Aufgrund des französischen Präsidentschaftswahlkampfs bleibt der französischen Ratspräsidentschaft jedoch wenig Zeit, wichtige Vorhaben anzustoßen und voranzubringen. Frankreich muss auch zukünftig pro-europäisch regiert werden. Mit der überzeugenden Präsidentschaftskandidatin Valérie Pécresse aus der EVP-Parteienfamilie besteht die Chance, dass der demokratische Wettstreit in Frankreich dieses Mal in der Mitte geführt und entschieden wird.

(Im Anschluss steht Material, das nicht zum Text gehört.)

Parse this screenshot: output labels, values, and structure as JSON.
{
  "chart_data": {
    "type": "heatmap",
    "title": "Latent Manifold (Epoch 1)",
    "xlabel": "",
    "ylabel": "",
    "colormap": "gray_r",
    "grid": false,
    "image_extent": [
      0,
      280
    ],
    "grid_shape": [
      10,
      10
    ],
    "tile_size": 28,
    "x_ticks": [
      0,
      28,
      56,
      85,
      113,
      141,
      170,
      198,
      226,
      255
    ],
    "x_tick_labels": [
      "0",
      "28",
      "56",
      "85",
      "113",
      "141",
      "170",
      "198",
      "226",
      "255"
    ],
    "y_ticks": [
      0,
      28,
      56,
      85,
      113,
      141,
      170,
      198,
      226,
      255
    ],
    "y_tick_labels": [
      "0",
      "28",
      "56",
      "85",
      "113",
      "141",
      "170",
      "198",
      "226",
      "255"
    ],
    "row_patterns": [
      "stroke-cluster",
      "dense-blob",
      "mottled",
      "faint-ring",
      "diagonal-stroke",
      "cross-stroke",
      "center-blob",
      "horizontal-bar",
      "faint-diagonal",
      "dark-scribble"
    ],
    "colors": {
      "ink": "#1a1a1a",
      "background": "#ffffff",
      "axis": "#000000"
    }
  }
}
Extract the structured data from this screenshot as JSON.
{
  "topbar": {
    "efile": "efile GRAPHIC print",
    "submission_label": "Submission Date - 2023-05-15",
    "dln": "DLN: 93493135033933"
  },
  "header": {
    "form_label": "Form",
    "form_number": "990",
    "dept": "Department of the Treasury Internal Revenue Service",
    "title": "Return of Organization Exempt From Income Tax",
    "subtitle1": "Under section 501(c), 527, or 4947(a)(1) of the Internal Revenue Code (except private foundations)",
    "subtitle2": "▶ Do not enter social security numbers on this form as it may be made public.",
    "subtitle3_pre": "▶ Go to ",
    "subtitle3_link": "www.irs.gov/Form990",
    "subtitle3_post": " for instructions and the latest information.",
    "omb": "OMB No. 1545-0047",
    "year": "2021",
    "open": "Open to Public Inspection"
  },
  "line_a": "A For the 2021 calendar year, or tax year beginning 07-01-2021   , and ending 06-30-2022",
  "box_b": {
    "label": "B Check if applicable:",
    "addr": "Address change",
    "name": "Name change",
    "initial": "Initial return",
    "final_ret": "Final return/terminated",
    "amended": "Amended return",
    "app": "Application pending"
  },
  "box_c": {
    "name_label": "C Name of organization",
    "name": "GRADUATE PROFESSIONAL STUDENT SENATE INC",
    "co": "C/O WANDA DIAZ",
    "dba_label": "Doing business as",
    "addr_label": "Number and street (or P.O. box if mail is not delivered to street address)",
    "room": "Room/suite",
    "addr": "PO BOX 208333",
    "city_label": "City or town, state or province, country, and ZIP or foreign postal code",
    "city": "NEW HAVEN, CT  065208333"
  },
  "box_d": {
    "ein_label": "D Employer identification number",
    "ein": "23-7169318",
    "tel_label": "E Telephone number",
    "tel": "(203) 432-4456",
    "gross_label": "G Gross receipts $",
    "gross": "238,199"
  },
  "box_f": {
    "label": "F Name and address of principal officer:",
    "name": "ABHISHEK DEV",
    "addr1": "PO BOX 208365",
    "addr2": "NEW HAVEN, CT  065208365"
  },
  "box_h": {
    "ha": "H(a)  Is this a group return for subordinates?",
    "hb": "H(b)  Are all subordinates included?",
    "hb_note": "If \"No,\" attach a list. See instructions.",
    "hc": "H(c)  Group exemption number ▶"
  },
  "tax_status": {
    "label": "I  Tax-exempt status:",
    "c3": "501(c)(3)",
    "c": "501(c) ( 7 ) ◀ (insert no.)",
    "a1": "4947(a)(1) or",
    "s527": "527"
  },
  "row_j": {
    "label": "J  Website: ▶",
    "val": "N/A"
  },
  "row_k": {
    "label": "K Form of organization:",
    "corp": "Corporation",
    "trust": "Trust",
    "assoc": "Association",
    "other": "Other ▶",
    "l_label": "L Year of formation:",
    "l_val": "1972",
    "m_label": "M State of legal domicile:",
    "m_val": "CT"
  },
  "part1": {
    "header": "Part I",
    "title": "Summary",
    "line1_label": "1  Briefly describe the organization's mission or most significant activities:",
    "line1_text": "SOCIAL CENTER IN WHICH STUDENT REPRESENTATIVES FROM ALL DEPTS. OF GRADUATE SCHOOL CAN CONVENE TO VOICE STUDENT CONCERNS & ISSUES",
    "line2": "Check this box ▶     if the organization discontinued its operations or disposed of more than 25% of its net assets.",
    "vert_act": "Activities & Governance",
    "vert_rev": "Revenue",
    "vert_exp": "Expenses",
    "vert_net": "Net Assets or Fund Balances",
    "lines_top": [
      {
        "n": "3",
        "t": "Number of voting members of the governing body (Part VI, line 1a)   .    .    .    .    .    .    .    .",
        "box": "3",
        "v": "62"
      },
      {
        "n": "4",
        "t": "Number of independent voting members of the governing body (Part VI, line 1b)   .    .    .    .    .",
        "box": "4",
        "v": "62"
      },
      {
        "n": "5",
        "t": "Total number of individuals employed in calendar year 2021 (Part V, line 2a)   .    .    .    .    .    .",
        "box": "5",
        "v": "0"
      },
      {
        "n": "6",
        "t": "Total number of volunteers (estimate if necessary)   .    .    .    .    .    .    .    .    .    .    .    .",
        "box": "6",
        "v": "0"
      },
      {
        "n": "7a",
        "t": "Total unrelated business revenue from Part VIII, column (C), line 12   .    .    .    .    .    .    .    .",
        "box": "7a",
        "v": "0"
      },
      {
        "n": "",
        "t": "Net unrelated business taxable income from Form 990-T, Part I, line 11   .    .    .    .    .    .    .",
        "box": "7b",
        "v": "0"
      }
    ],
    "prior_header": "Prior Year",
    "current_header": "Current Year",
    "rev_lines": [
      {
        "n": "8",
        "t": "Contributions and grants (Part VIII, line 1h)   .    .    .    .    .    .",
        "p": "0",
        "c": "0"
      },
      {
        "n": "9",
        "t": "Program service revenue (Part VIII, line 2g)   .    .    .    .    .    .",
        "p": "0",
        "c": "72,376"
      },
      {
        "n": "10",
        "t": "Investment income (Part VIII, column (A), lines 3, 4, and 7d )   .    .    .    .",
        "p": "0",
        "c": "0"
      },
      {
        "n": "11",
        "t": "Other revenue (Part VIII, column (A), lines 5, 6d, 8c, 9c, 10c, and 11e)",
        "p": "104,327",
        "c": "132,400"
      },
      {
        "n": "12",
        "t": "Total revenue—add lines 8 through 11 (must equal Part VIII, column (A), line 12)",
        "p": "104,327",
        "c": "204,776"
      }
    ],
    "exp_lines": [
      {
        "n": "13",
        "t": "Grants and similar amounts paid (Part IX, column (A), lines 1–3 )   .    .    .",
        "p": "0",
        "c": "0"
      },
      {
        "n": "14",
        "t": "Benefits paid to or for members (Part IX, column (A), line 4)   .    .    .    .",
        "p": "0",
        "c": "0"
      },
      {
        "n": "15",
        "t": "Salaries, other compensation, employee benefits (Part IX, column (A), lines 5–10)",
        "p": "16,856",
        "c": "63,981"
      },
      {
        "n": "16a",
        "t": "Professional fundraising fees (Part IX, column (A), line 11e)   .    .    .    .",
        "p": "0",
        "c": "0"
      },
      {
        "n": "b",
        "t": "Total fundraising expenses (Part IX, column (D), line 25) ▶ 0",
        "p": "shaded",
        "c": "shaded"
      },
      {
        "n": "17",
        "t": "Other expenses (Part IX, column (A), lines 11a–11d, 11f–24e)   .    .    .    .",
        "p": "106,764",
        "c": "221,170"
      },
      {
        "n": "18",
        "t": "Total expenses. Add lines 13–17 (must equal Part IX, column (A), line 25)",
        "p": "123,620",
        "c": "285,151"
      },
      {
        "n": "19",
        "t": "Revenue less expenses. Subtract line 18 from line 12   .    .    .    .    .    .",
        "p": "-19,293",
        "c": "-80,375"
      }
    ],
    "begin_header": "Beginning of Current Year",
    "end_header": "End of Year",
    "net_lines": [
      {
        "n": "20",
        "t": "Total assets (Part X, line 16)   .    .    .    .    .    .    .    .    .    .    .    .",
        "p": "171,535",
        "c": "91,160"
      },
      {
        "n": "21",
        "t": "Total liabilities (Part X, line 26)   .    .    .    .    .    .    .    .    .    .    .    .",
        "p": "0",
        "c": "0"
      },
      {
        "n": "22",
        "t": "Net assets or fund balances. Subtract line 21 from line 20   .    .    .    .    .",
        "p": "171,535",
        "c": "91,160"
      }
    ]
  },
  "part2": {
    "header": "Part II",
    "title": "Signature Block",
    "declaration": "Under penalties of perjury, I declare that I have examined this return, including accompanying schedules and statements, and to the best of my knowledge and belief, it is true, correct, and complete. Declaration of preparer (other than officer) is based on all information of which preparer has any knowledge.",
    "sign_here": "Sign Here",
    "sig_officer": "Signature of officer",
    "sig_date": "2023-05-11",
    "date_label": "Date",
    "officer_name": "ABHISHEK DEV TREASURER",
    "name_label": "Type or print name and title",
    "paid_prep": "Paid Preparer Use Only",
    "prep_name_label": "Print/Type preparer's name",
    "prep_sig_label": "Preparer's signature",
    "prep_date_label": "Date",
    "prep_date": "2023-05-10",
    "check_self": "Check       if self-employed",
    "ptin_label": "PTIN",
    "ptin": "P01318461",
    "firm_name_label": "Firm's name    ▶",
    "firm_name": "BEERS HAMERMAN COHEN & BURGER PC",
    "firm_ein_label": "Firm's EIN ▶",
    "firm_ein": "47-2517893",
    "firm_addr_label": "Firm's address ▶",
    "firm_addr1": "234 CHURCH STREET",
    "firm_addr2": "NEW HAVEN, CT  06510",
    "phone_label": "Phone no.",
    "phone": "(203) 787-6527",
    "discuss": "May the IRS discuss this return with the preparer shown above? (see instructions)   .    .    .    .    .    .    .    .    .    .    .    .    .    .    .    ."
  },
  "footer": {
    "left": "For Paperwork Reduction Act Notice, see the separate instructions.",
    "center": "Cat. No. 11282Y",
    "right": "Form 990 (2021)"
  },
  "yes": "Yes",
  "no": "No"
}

Stärkung der EU-Arzneimittelagentur
Eine Pandemie darf uns nie wieder so unvorbereitet treffen, wie dies im vorletzten Jahr geschehen ist. Diese Woche hat das Europaparlament einen wichtigen Schritt getätigt, damit wir auf Pandemien und Gesundheitskrisen besser vorbereitet sind. Die Europäische Arzneimittelagentur (EMA), die u.a. für Arzneimittelzulassungen zuständig ist, wird gestärkt. Nach der bereits beschlossenen Stärkung des Europäischen Zentrums für die Prävention und die Kontrolle von Krankheiten (ECDC) ist dies der zweite wichtige Schritt, um grenzüberschreitende Gesundheitsbedrohungen wie Covid-19 in Zukunft besser bekämpfen zu können. Die Stärkung der EMA bedeutet, dass wir eine gemeinsame europäische Antwort ermöglichen, wenn es darum geht, Engpässe bei Arzneimitteln und Medizinprodukten abzumildern. Sie gewährleistet außerdem eine schnellere Zulassung und Verfügbarkeit neuer Arzneimittel, um kommende Krisen zu bewältigen. Noch ausstehend ist die Reform der Verordnung zu schwerwiegenden grenzüberschreitenden Gesundheitsgefahren. Diese Änderung ist besonders wichtig, um in Zukunft auch in Europa, unabhängig von der Weltgesundheitsorganisation, einen Gesundheitsnotstand ausrufen zu können und somit die neu-etablierten Krisenmechanismen in Gang zu setzen. An dieser Reform wird derzeit noch gearbeitet.